It was my first JNCHES negotiating meeting and I was offended to hear the offer move from £100 to £150 flat rate for all staff.
Frankly, having had a pay freeze for the last three years, amounting to a 15% pay cut, there is only so much you can take, isn't there? The cost of travel, food, and energy prices are all rocketing - and the employer once again expects us to make do on less?
Whilst we all recognise in the public sector unions that pensions are the major national key issue for us all to unite around - we are also being hammered on pay, on jobs, we're facing outsourcing and privatisation too.
I've said it before and I'll say it again: we mustn't give an inch, we must resist on all fronts.
At the conference, HE members voted down a motion that proposed a £250 flat rate claim - and many lined up to speak from the floor - some with great passion and for the first time - against the employers' continued slashing of our pay.
I reported back at the time:
"The branches that won a 'reject' vote this year owe it to the rest of the sector to give confidence that we can fight back and win (such as Birmingham, who fought and won an increased offer). We must learn from their experiences and try to inculcate the same sort of fighting spirit in the rest of our sector."
So it's great our Service Group Exec has responded to this fighting mood at the conference by showing real leadership over this issue and by circulating the excellent Birmingham Branch newsletter to activists - among other things (see below).

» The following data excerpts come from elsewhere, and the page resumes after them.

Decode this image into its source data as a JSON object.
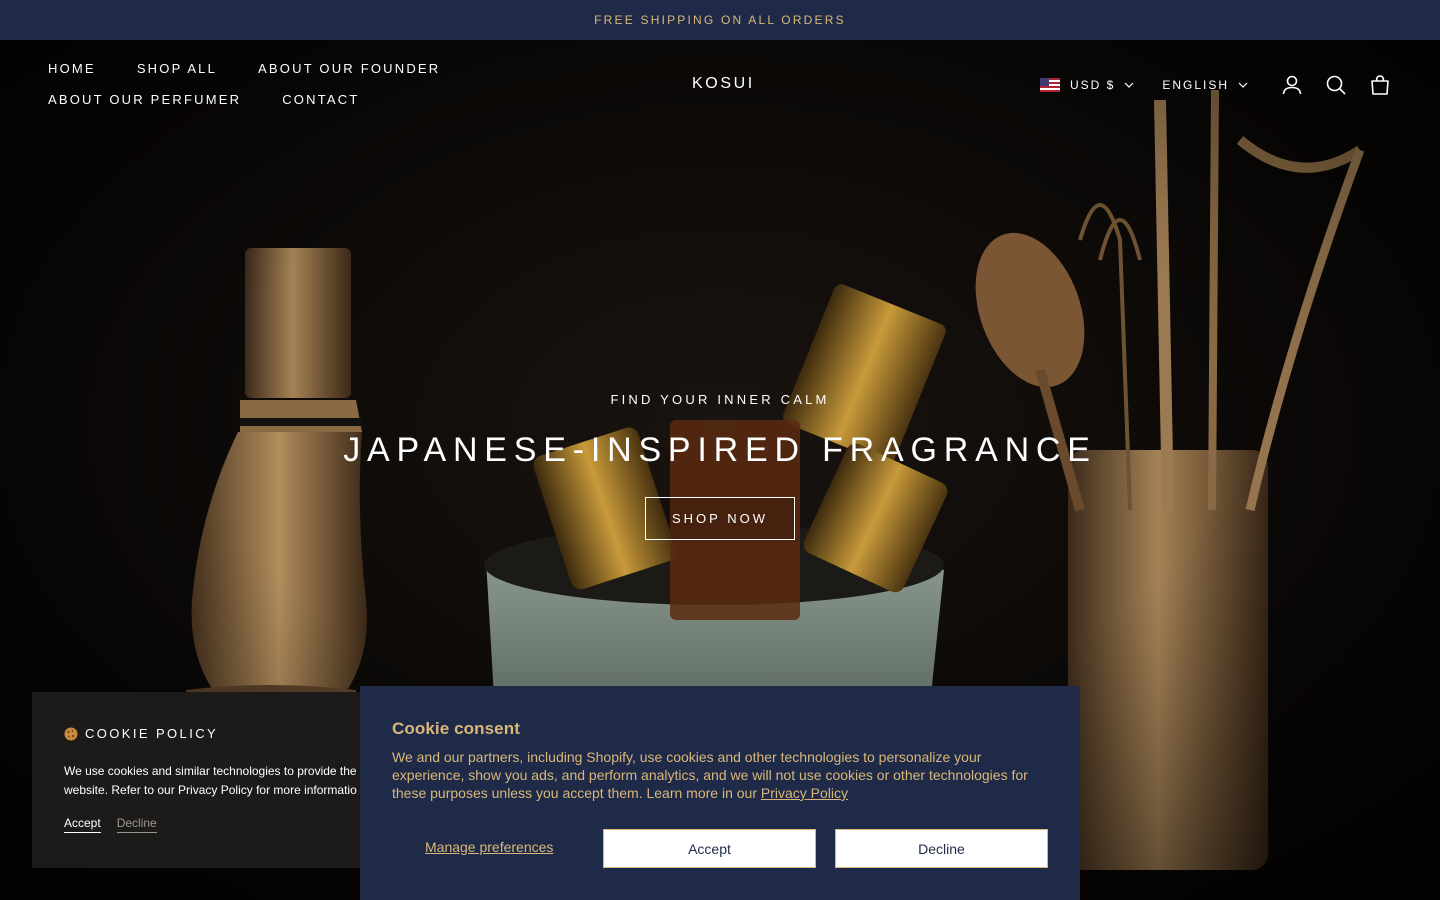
{
  "announcement": {
    "text": "FREE SHIPPING ON ALL ORDERS"
  },
  "nav": {
    "items": [
      {
        "label": "HOME"
      },
      {
        "label": "SHOP ALL"
      },
      {
        "label": "ABOUT OUR FOUNDER"
      },
      {
        "label": "ABOUT OUR PERFUMER"
      },
      {
        "label": "CONTACT"
      }
    ]
  },
  "brand": {
    "logo": "KOSUI"
  },
  "header_tools": {
    "currency": "USD $",
    "language": "ENGLISH",
    "icons": [
      "us-flag-icon",
      "account-icon",
      "search-icon",
      "cart-bag-icon"
    ]
  },
  "hero": {
    "kicker": "FIND YOUR INNER CALM",
    "headline": "JAPANESE-INSPIRED FRAGRANCE",
    "cta": "SHOP NOW"
  },
  "cookie_policy": {
    "title": "COOKIE POLICY",
    "text_line1": "We use cookies and similar technologies to provide the",
    "text_line2": "website. Refer to our Privacy Policy for more informatio",
    "accept": "Accept",
    "decline": "Decline"
  },
  "cookie_consent": {
    "title": "Cookie consent",
    "body": "We and our partners, including Shopify, use cookies and other technologies to personalize your experience, show you ads, and perform analytics, and we will not use cookies or other technologies for these purposes unless you accept them. Learn more in our ",
    "privacy_link": "Privacy Policy",
    "manage": "Manage preferences",
    "accept": "Accept",
    "decline": "Decline"
  },
  "colors": {
    "navy": "#1e2a47",
    "gold": "#d9b779",
    "policy_bg": "#1d1b1a"
  }
}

It's my view we should 'reject' this pay offer if after dispute resolution meetings the 'final' offer remains anything like the current offer. And if our sister unions in the sector stand firm over pay this year too, we can aim to coordinate our action with them next academic year.
What have we got to lose? After all, if you fight, sometimes you win, sometimes you lose. If you don't fight back, you'll always lose.
Following the national pay negotiations meeting on 11 July the Higher Education Service Group Executive (HESGE) met last week to consider their response to the consolidated offer of a £150 lump sum increase on all pay points made by the higher education employers.
The view of the HESGE was that the offer failed to meet the reasonable expectations of staff to receive an increase in line with inflation. This is the third year of minimal increases in higher education and members are suffering real cuts in their standards of living.
The HESGE therefore decided not to accept the offer and to notify the employers that they wished to invoke the dispute resolution process within the national agreement. This means that UNISON will have a further series of meeting with the higher education employers to try and resolve our differences.